Rhétorique phallocratique et superlative

Nombre d’animateurs-trices, chroniqueurs, journalistes et tutti quanti, papier, médias AV, population courante de tous les milieux culturels et sociaux et des deux sexes ont un triste penchant pour la masculinisation  de certains substantifs. J’ai entendu un journaliste de Radio France au cours d’un journal aller jusqu’à dire : un espèce de porte ! Je me serai fait un plaisir de citer son nom, mais je ne l’ai pas retenu.

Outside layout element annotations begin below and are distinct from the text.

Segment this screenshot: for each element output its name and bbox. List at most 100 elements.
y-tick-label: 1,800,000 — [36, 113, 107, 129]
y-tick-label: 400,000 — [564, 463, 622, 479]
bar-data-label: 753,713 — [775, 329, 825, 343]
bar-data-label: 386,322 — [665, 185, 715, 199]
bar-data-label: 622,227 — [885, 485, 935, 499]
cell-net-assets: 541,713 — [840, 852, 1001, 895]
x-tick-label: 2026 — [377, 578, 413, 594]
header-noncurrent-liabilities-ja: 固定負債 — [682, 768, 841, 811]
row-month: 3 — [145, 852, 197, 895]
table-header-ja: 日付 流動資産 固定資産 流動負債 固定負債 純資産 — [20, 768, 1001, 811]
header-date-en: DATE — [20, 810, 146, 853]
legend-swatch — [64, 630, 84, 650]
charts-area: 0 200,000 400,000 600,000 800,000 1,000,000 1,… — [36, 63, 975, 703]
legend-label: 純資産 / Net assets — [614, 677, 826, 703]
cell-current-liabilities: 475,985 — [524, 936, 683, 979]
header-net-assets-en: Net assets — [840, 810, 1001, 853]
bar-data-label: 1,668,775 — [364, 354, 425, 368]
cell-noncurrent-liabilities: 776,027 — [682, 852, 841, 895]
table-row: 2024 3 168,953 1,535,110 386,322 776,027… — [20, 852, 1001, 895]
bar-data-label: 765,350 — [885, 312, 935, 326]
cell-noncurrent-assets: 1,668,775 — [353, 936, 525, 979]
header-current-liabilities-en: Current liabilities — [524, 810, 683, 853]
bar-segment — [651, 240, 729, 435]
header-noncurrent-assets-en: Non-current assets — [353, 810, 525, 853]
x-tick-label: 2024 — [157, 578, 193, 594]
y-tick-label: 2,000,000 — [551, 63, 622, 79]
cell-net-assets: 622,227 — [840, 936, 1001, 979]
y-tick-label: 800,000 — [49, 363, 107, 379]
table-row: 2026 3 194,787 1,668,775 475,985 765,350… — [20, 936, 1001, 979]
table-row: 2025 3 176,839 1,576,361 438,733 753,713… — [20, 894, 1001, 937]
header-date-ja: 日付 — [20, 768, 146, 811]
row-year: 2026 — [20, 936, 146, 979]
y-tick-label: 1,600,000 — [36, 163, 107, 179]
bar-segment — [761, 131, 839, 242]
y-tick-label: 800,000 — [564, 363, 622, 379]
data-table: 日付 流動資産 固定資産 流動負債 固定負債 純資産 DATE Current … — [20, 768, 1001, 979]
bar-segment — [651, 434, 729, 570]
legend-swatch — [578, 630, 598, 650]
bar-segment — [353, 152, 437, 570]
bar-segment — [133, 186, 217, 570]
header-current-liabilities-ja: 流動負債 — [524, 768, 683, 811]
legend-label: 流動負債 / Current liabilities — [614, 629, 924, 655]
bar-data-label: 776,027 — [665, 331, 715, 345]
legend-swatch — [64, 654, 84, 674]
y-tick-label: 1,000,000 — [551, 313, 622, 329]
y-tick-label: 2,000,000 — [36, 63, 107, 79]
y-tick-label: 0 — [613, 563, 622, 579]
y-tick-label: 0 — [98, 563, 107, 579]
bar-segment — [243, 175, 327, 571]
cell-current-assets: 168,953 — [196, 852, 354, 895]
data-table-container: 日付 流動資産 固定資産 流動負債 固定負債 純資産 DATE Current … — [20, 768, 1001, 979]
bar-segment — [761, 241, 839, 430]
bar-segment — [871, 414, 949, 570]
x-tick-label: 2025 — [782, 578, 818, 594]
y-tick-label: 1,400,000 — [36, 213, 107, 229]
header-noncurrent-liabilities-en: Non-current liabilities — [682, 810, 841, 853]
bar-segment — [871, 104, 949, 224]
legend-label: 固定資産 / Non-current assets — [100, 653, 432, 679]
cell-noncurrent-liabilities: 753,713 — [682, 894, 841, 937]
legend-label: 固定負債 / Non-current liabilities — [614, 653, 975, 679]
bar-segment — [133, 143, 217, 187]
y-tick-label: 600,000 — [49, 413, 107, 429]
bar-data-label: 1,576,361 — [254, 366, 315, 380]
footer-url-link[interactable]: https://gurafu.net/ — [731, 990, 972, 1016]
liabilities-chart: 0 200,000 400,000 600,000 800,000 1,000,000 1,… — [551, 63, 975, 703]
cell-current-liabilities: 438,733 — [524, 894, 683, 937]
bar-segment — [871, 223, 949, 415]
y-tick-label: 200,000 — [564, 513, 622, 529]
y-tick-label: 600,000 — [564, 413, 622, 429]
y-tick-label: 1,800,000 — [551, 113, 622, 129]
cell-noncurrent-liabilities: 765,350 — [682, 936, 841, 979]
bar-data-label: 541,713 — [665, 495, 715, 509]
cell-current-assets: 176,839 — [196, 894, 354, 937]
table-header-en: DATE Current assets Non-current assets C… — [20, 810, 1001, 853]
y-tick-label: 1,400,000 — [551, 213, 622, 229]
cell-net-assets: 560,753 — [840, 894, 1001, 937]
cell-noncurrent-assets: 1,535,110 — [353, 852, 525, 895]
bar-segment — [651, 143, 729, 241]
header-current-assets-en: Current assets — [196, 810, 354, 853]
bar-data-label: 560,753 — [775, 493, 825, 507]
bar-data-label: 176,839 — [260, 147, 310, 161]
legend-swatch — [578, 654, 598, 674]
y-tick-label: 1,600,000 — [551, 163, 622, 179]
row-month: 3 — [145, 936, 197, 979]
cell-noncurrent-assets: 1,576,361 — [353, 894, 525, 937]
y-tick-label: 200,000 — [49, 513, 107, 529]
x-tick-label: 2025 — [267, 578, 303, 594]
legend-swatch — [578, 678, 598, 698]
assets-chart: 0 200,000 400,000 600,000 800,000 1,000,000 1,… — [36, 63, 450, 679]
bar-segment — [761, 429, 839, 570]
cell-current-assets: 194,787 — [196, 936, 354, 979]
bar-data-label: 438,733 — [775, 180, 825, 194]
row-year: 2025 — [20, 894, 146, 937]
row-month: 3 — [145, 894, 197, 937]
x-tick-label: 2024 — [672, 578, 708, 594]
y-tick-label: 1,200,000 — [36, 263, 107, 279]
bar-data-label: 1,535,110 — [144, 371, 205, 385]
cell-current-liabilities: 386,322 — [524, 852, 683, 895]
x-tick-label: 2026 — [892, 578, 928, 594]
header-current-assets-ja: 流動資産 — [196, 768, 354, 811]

Espèce ne serait-il pas un substantif féminin ? Et pour quelle raison de nos jours devrait-il s’affubler d’un phallus ?

Madame Florence Aubenas dans le « Monde » de la dernière semaine d’octobre 2013 a écrit – à moins que cela ne soit qu’une coquille que même le re-lecteur n’a pas relevèe : « un HLM ». De son côté, le sigle HLM ne signifie-t-il pas « Habitation à Loyer Modéré » ? Et, pareillement, pourquoi cette habitation devrait-elle afficher, elle-aussi, un phallus au balcon.

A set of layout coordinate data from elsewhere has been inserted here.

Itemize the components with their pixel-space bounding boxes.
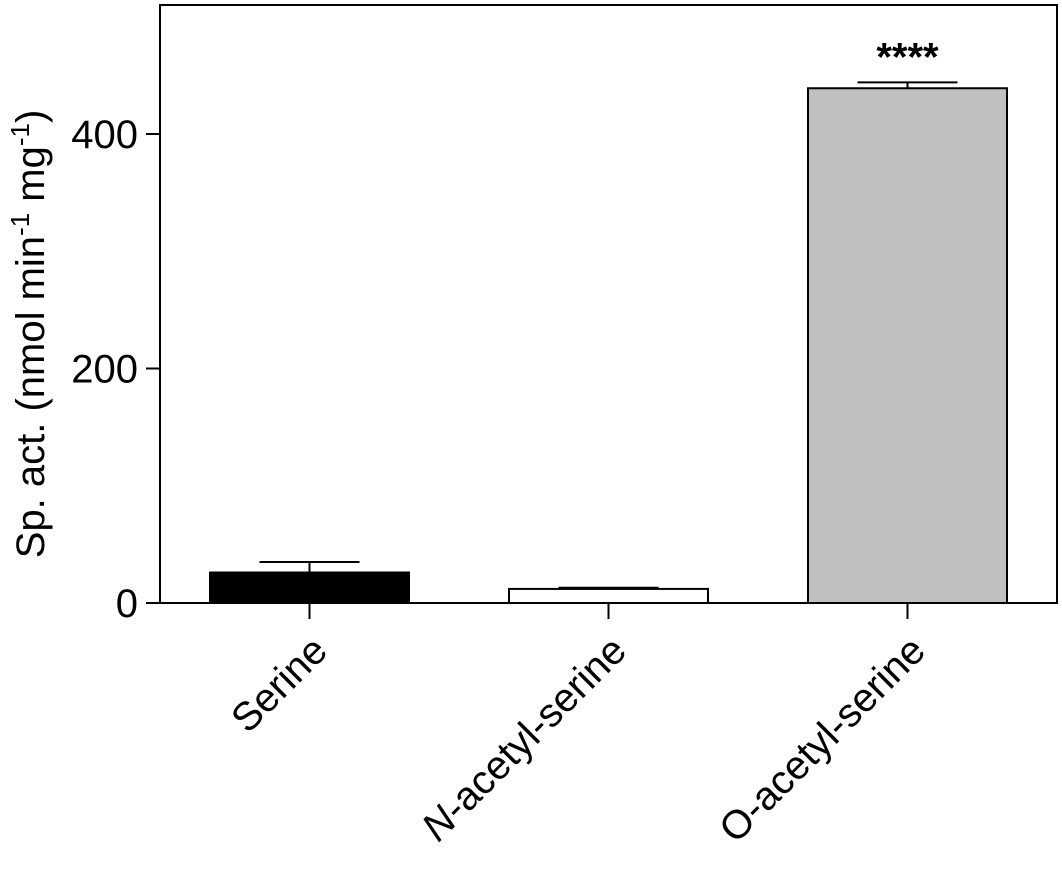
bar [209, 571, 410, 605]
x-axis: Serine N-acetyl-serine O-acetyl-serine [223, 603, 934, 851]
x-tick-label: O-acetyl-serine [711, 628, 934, 851]
bar [807, 87, 1008, 604]
bars-group [209, 87, 1008, 605]
x-tick-label: N-acetyl-serine [414, 628, 635, 849]
y-axis: 0 200 400 [71, 113, 160, 626]
annotations-group: **** [876, 35, 939, 79]
y-tick-label: 0 [116, 582, 138, 626]
bar [508, 587, 709, 604]
error-bars-group [259, 81, 958, 589]
y-tick-label: 200 [71, 347, 138, 391]
plot-area: **** [159, 4, 1058, 605]
significance-annotation: **** [876, 35, 939, 79]
y-tick-label: 400 [71, 113, 138, 157]
x-tick-label: Serine [223, 628, 336, 741]
y-axis-label: Sp. act. (nmol min-1 mg-1) [5, 110, 53, 559]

À moins qu’il ne s’agisse d’un espèce d’habitation. Dans ce cas, évidemment, nous n’avons plus qu’à nous taire.

Combien de fois ai-je entendu : un autoroute ? Pourtant auto-mobile (auto) est bien du féminin et route semblablement. Ainsi deux féminins donneraient un masculin, (comme moins par moins = plus en mathématique). Il semble plutôt qu’une forme de phallocratie lexicale sévit jusque dans la tête des femmes, de certaines en tout cas.

Quant a la pratique du superlatif : Le langage contemporain  en fait son pain quotidien. Il en fait même une consommation considérable. Vous ne pouvez pas faire trois pas dans la rue sans rencontrer un super machin, un extra chose ou un hyper truc, quand vous ne rencontrez pas un super extra ou un hyper super et même, de plus en plus,  un hyper super extra ou un extra super hyper, terrible, sensasse, génial, absolument fantastique … J’en passe. On mange et on boit du superlatif à pleine hyperbole. Si  bien que l’ordinaire se fait de plus en plus rare et va devenir de plus en plus cher.